Blue Star Wicca is one of a number of Wiccan traditions, and was created in the United States in the 1970s based loosely on the Gardnerian and Alexandrian traditions. It continues to be practiced today in areas of the United States (including Massachusetts, Minnesota, Missouri, New Hampshire, Washington, New Jersey, New Orleans, and others), as well as having members in the United Kingdom, Switzerland, Ireland and Canada.

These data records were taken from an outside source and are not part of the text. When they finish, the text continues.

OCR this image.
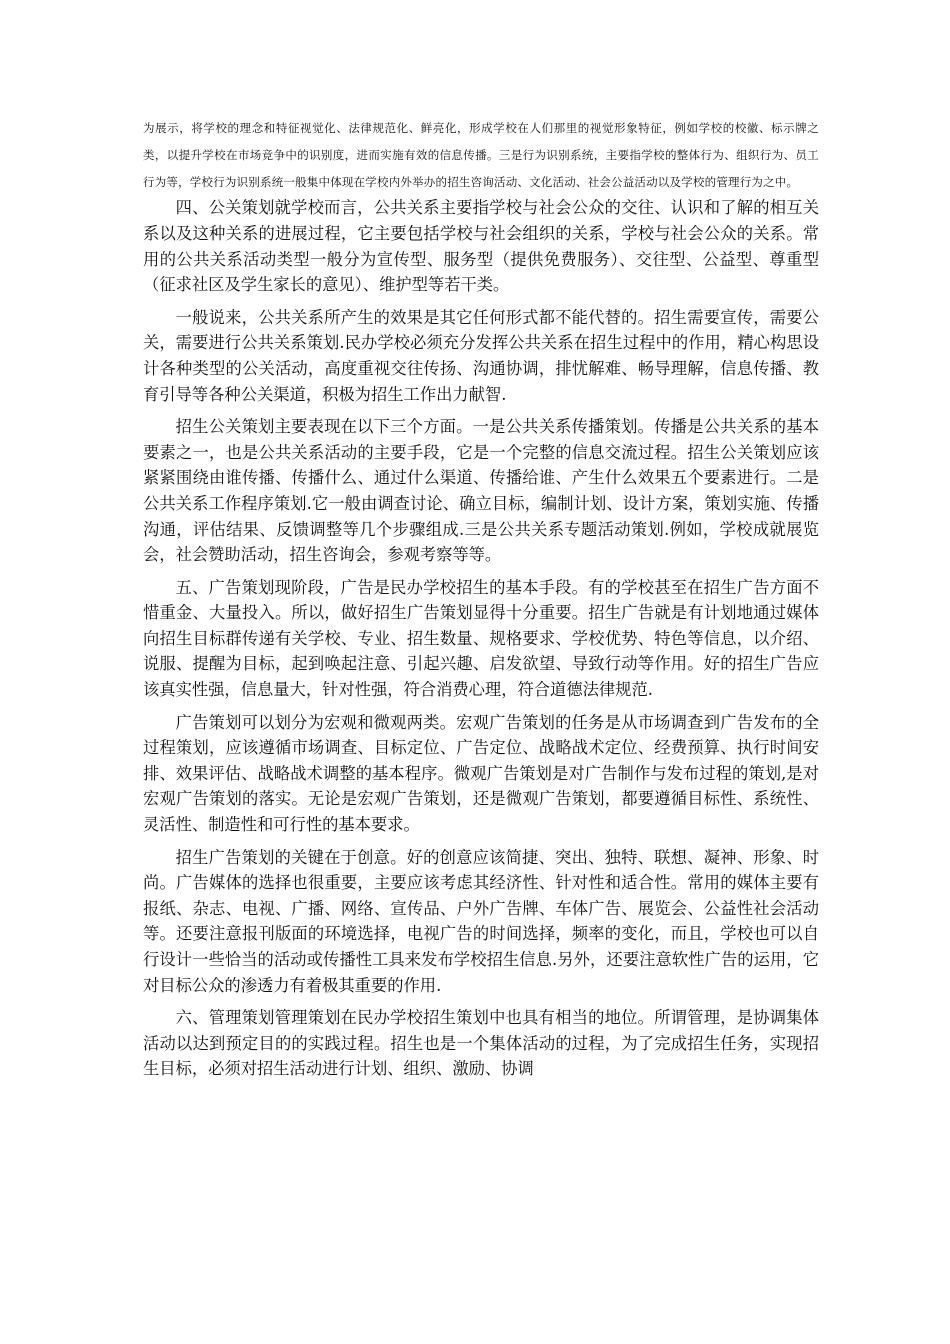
为展示，将学校的理念和特征视觉化、法律规范化、鲜亮化，形成学校在人们那里的视觉形象特征，例如学校的校徽、标示牌之类，以提升学校在市场竞争中的识别度，进而实施有效的信息传播。三是行为识别系统，主要指学校的整体行为、组织行为、员工行为等，学校行为识别系统一般集中体现在学校内外举办的招生咨询活动、文化活动、社会公益活动以及学校的管理行为之中。

四、公关策划就学校而言，公共关系主要指学校与社会公众的交往、认识和了解的相互关系以及这种关系的进展过程，它主要包括学校与社会组织的关系，学校与社会公众的关系。常用的公共关系活动类型一般分为宣传型、服务型（提供免费服务）、交往型、公益型、尊重型（征求社区及学生家长的意见）、维护型等若干类。

一般说来，公共关系所产生的效果是其它任何形式都不能代替的。招生需要宣传，需要公关，需要进行公共关系策划.民办学校必须充分发挥公共关系在招生过程中的作用，精心构思设计各种类型的公关活动，高度重视交往传扬、沟通协调，排忧解难、畅导理解，信息传播、教育引导等各种公关渠道，积极为招生工作出力献智.

招生公关策划主要表现在以下三个方面。一是公共关系传播策划。传播是公共关系的基本要素之一，也是公共关系活动的主要手段，它是一个完整的信息交流过程。招生公关策划应该紧紧围绕由谁传播、传播什么、通过什么渠道、传播给谁、产生什么效果五个要素进行。二是公共关系工作程序策划.它一般由调查讨论、确立目标，编制计划、设计方案，策划实施、传播沟通，评估结果、反馈调整等几个步骤组成.三是公共关系专题活动策划.例如，学校成就展览会，社会赞助活动，招生咨询会，参观考察等等。

五、广告策划现阶段，广告是民办学校招生的基本手段。有的学校甚至在招生广告方面不惜重金、大量投入。所以，做好招生广告策划显得十分重要。招生广告就是有计划地通过媒体向招生目标群传递有关学校、专业、招生数量、规格要求、学校优势、特色等信息，以介绍、说服、提醒为目标，起到唤起注意、引起兴趣、启发欲望、导致行动等作用。好的招生广告应该真实性强，信息量大，针对性强，符合消费心理，符合道德法律规范.

广告策划可以划分为宏观和微观两类。宏观广告策划的任务是从市场调查到广告发布的全过程策划，应该遵循市场调查、目标定位、广告定位、战略战术定位、经费预算、执行时间安排、效果评估、战略战术调整的基本程序。微观广告策划是对广告制作与发布过程的策划,是对宏观广告策划的落实。无论是宏观广告策划，还是微观广告策划，都要遵循目标性、系统性、灵活性、制造性和可行性的基本要求。

招生广告策划的关键在于创意。好的创意应该简捷、突出、独特、联想、凝神、形象、时尚。广告媒体的选择也很重要，主要应该考虑其经济性、针对性和适合性。常用的媒体主要有报纸、杂志、电视、广播、网络、宣传品、户外广告牌、车体广告、展览会、公益性社会活动等。还要注意报刊版面的环境选择，电视广告的时间选择，频率的变化，而且，学校也可以自行设计一些恰当的活动或传播性工具来发布学校招生信息.另外，还要注意软性广告的运用，它对目标公众的渗透力有着极其重要的作用.

六、管理策划管理策划在民办学校招生策划中也具有相当的地位。所谓管理，是协调集体活动以达到预定目的的实践过程。招生也是一个集体活动的过程，为了完成招生任务，实现招生目标，必须对招生活动进行计划、组织、激励、协调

The "Coven of the Blue Star", established in Philadelphia, Pennsylvania in 1975 by Frank Dufner, gave birth to both the name and the original membership of what would eventually become the Blue Star tradition. In 1980, on its membership application to the Covenant of the Goddess, the coven described itself (with tongue in cheek) as practicing "Great American Nontraditional Collective Eclectic Wicca". Early hives from the original coven spread throughout the New York metropolitan area.

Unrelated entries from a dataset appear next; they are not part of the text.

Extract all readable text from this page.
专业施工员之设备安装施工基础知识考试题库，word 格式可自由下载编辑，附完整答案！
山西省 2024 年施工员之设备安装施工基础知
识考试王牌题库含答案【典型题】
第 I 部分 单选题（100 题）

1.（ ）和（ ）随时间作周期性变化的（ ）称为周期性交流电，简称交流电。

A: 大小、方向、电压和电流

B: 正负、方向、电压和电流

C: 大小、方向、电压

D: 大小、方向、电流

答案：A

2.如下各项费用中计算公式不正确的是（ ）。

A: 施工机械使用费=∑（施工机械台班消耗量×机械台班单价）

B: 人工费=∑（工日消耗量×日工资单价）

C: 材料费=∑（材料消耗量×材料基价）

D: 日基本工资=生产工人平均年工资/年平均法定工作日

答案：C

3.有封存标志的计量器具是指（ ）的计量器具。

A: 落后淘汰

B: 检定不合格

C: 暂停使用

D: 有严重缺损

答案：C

Tzipora Katz, who had joined the coven in 1977, and with her then-husband Kenny Klein, left on a folk music tour after the 1983 release of their cassette Moon Hooves in the Sand, which contained Blue Star liturgical music. The music tour facilitated the spread of the tradition throughout the United States, as the couple helped to found new covens while on the road. In 1992, Katz (as Tzipora Klein) published Celebrating Life: Rites of Passage For All Ages through Delphi Press. Klein published The Flowering Rod: Men, Sex and Spirituality in 1993, also through Delphi Press.